Potential ways to improve DOTS programme performance are well known and documented. One is to move beyond approaches that place health centres at the centre of TB services, to community-based versions of DOTS. The need to attend to problems faced by frontline workers is also important. For example, provision of transport and other logistical support to increase work performance, geographic coverage and patient compliance. Another key area is improving patient-health worker communication, which in turn works to reduce TB-related stigma, raise local awareness and improve treatment literacy.

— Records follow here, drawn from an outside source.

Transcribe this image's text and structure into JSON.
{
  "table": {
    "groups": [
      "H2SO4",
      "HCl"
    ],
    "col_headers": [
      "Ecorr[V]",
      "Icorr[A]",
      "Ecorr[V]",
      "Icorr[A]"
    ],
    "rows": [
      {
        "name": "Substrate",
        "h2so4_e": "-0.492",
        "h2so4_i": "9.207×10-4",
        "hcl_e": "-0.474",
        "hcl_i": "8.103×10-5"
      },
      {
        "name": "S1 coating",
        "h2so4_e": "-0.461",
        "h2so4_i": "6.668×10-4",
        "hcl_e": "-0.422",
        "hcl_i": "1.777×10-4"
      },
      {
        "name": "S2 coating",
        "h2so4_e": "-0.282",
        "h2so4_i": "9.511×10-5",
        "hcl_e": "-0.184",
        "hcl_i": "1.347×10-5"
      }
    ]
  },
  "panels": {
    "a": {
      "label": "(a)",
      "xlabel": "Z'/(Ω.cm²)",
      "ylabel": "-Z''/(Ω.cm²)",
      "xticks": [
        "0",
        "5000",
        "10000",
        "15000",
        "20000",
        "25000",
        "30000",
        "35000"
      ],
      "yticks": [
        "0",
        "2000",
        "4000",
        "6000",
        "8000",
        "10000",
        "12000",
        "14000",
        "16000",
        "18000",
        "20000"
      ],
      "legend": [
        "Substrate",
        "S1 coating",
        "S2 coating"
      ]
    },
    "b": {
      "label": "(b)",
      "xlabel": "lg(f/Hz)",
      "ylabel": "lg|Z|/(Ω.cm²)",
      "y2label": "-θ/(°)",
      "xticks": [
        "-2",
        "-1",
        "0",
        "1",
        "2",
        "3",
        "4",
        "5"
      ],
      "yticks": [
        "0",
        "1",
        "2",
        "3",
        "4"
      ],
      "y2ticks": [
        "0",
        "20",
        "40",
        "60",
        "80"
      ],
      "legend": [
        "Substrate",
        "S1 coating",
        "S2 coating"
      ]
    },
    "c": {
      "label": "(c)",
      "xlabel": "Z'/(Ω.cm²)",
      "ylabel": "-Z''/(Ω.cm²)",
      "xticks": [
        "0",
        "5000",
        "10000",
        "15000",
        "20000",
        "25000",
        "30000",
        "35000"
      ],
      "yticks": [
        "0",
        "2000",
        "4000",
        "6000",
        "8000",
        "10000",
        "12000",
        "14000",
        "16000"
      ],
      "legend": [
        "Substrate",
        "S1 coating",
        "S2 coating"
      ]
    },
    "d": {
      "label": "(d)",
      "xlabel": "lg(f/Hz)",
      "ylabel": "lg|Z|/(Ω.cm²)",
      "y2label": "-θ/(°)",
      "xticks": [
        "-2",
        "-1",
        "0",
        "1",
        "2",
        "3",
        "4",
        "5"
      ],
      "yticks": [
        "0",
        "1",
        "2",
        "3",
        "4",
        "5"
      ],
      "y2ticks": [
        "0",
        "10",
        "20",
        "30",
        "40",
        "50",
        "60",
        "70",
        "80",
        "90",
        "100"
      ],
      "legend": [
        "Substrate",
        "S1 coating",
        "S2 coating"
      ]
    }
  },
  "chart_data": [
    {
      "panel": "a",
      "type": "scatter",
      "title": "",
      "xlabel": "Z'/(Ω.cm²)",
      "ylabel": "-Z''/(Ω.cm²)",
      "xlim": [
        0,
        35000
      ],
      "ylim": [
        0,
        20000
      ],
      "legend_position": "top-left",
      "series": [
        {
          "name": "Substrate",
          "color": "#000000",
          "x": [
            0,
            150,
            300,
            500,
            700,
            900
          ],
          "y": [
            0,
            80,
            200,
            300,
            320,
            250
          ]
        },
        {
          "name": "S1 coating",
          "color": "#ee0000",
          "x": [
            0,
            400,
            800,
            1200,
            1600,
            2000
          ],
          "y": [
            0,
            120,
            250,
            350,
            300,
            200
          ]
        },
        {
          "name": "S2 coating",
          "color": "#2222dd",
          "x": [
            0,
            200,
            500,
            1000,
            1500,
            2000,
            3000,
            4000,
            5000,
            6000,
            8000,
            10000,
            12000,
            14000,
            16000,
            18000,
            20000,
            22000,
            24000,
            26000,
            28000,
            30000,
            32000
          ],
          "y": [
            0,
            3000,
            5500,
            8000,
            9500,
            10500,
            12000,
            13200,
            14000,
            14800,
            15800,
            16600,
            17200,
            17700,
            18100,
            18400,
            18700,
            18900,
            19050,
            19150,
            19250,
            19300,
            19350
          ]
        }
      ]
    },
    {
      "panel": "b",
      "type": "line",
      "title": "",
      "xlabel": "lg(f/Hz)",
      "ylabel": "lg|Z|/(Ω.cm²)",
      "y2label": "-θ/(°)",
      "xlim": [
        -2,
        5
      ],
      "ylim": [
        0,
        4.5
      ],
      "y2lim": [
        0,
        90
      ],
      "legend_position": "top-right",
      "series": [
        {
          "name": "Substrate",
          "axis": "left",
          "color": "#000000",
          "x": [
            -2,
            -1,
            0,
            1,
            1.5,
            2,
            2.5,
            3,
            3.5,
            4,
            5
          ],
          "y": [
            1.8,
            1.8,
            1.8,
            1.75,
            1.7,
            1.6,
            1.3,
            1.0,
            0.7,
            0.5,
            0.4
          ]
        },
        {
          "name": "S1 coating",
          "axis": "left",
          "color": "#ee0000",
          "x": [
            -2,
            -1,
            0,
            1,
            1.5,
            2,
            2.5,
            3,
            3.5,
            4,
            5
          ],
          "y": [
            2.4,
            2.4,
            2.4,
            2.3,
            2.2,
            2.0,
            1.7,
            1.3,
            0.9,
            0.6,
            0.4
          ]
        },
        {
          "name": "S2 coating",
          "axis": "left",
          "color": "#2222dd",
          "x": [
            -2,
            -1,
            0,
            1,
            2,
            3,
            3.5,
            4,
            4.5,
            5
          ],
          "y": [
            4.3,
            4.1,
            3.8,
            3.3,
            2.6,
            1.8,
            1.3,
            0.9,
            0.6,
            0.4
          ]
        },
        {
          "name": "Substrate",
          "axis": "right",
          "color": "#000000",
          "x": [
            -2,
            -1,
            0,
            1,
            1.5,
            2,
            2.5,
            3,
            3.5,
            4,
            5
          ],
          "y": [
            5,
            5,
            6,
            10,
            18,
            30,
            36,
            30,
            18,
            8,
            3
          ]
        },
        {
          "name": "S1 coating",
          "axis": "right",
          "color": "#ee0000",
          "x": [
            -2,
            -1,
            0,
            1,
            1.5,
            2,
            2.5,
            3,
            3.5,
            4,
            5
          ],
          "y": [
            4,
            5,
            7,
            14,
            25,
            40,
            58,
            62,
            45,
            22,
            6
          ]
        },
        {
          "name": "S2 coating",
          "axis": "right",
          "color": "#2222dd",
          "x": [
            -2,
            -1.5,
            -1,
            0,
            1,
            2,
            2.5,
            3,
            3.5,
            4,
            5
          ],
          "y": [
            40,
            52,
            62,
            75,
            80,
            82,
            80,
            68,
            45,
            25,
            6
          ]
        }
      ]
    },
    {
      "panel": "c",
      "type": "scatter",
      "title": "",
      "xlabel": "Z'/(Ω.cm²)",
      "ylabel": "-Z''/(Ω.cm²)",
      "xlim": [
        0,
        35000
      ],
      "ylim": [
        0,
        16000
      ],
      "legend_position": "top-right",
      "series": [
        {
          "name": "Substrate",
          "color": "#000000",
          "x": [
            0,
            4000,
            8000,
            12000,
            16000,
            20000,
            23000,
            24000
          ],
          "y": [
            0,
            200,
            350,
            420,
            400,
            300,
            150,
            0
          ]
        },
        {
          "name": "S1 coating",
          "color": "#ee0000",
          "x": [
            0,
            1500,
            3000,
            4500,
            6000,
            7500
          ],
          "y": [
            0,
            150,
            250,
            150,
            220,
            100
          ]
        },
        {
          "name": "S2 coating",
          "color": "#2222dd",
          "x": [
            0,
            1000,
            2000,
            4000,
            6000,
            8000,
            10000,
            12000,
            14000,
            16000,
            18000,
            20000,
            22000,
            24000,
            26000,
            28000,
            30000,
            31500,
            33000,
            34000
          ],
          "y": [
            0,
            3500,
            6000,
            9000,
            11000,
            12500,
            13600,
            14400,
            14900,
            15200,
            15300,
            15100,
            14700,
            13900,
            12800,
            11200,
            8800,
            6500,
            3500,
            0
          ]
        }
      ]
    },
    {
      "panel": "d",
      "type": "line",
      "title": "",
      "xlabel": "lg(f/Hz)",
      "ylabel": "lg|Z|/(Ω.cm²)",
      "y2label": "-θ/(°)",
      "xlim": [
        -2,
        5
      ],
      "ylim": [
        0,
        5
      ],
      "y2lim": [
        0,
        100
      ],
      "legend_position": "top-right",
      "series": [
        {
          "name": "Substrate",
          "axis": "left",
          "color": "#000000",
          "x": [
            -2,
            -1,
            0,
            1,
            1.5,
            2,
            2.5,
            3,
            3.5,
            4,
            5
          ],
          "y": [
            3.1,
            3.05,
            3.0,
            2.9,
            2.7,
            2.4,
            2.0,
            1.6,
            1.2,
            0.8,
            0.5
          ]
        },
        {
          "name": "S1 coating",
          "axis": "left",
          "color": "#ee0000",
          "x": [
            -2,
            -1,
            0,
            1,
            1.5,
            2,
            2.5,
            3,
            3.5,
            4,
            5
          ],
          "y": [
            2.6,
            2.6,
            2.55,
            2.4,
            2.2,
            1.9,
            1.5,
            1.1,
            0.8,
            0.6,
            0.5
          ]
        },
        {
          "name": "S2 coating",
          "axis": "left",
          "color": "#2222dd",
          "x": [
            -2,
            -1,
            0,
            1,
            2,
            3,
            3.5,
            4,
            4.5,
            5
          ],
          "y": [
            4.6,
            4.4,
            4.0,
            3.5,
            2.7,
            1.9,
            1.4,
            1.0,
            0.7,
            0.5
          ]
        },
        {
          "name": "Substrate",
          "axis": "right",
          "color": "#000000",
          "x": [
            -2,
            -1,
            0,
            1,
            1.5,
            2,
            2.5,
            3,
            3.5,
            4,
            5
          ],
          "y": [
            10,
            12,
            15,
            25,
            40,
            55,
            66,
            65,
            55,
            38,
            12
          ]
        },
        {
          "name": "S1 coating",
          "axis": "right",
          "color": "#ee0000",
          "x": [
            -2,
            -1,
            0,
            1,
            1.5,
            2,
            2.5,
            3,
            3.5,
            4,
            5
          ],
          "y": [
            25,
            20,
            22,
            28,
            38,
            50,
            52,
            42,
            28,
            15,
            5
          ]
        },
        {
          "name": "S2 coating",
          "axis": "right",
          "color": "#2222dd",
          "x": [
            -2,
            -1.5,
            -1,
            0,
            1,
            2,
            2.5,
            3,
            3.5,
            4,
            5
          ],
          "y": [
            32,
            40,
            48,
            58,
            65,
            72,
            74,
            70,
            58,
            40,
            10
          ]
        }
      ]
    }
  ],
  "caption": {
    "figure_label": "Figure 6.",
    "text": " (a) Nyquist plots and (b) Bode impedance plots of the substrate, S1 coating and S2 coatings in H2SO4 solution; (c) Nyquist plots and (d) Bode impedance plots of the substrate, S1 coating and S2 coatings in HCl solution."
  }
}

The India 'DOTS Plus' programme will make second-line drugs available in the country for people with MDR-TB. Just as the widespread use, or misuse, of first-line anti-TB drugs can lead to loss of drug sensitivity, the arrival of less effective, more toxic and costlier second-line TB drugs may give rise to various new forms of drug resistant TB. The emergence of extensively drug resistant TB (XDR-TB) in India therefore cannot be ruled out - especially if we do not attend to the factors that are known impediments to effective TB responses and treatment in the country already. More DOTS without better implementation might be just what is not needed.